Die Erwartungen an den politischen Quereinsteiger sind hoch. "Er wird seine politische Mehrheit ausweiten müssen, wenn er sein Mandat retten will", so Sainte-Marie im Gespräch mit der DW. Bislang vermochten die Proteste es zwar, Emmanuel Macron ordentlich einzuheizen, aus den Angeln gehoben haben sie den Präsidenten nicht. Der konnte sich bislang auf eine absolute Mehrheit im Abgeordnetenhaus verlassen.

Hat sich Macrons Partei verzockt?

Doch inzwischen werden Stimmen aus den eigenen Reihen laut, die ein Umdenken fordern: im Dialog mit den Bürgern, in der Sozialpolitik, im Auftreten. "Macron soll endlich aufhören, wie der Personalchef eines Start-up der Nation zu sprechen", kritisiert der Abgeordnete Patrick Vignal von der Partei La République en Marche (LRM). Jenseits des oft als arrogant kritisierten Benehmens fordern nun auch LRM-Politiker wie Vignal eine neue Sozialpolitik, die besser zu den Bürgen passt. Etwa, dass Geringverdiener keine erhöhten Sozialbeiträge zahlen müssen. Auch die Wiederbelebung der von Macron abgeschafften Reichensteuer bringen viele aus der eigenen Partei wieder ins Gespräch. Macrons Geldgeschenke beunruhigen Ökonomen, alleine durch die Aussetzung der Kraftstoffsteuer fehlen vier Milliarden Euro für den Haushalt im kommenden Jahr. Das Ziel der Regierung, das Defizit unter der erlaubten 3 Prozent Marke auf 2,8 zu drücken, ist hinfällig.

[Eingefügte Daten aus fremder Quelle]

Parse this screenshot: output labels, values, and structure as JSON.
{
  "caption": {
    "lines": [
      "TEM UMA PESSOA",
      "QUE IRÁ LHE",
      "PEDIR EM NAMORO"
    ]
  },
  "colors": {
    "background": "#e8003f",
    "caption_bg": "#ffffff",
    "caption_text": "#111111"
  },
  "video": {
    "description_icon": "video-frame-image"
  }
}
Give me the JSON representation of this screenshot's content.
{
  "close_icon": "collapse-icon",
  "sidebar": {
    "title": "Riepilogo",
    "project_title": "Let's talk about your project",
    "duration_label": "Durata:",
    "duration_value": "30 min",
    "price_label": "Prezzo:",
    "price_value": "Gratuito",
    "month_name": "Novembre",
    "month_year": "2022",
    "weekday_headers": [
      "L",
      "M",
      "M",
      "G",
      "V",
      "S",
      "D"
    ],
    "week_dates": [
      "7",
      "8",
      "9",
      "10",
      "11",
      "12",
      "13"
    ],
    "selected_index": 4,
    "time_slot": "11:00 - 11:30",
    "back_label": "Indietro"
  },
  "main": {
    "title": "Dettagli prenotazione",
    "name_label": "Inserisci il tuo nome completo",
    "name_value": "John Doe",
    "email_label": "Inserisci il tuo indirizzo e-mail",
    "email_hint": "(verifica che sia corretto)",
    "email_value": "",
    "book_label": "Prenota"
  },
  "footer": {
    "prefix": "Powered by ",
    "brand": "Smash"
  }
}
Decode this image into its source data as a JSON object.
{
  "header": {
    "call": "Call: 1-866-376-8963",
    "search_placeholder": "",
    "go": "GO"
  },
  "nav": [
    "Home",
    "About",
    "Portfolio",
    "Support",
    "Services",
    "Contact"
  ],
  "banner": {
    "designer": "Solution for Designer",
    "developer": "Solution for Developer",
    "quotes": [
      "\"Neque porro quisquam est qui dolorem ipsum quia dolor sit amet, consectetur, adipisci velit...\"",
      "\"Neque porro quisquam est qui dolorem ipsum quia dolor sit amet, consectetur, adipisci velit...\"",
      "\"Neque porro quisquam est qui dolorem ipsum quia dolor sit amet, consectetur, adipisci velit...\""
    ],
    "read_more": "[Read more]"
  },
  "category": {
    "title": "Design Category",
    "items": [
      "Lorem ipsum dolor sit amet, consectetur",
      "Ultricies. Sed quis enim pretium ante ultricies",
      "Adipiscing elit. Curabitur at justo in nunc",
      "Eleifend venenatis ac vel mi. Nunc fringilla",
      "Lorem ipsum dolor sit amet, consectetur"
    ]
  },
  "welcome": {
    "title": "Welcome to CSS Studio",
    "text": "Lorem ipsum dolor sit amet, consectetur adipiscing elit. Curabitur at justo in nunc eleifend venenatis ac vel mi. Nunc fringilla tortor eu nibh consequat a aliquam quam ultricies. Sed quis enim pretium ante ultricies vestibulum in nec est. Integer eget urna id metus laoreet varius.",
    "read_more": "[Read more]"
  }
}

Protest der Gelbwesten: Emmanuel Macron muss seine Partei stärken, um den gesellschaftlichen Unfrieden politisch zu überlebenBild: Getty Images/AFP/Z. Abdelkafi

Dass die Gelbwesten den Präsidenten aus dem Amt jagen, halten politische Beobachter für undenkbar. Kaum eine Verfassung schützt den eigenen Präsidenten so stark, wie die Französische ihren. Das kommende Jahr bringt aus Sicht von Experten eine doppelte Herausforderung für dem Präsidenten mit: nach außen, den Franzosen zugewandt sein, aber auch nach innen hin, zur eigenen Partei. Ungemütlich könnte es werden, sollte der Rückhalt in der eigenen Partei tatsächlich bröckeln. Der Politikwissenschaftler Jérôme Sainte-Marie hält das nicht für unmöglich. So wie viele glaubt er nicht daran, dass Emmanuel Macron seinen liberalen und autoritären Stil gänzlich aufgibt. Auch um auf europäischer Ebene vor den Europawahlen kommendes Jahr nicht seine Glaubwürdigkeit als Reformer einzubüßen.

"Wenn der Druck der Straße nicht abnimmt und gleichzeitig der Unmut in der Partei wächst, kann man nicht ausschließen, dass es zu einem Misstrauensvotum kommt", sagt Sainte-Marie. Dann müsse der Präsident einen Premierminister aus der politischen Opposition holen - die sogenannte Co-Habitation. Eine in Frankreich verhasste Zweck-Regierung der letzten Mittel. Ausgerechnet der selbsterklärte Macher Macron wäre dann ohne politische Macht, und eine politisch zufriedenstellende Antwort auf die Gelbwesten damit noch schwieriger.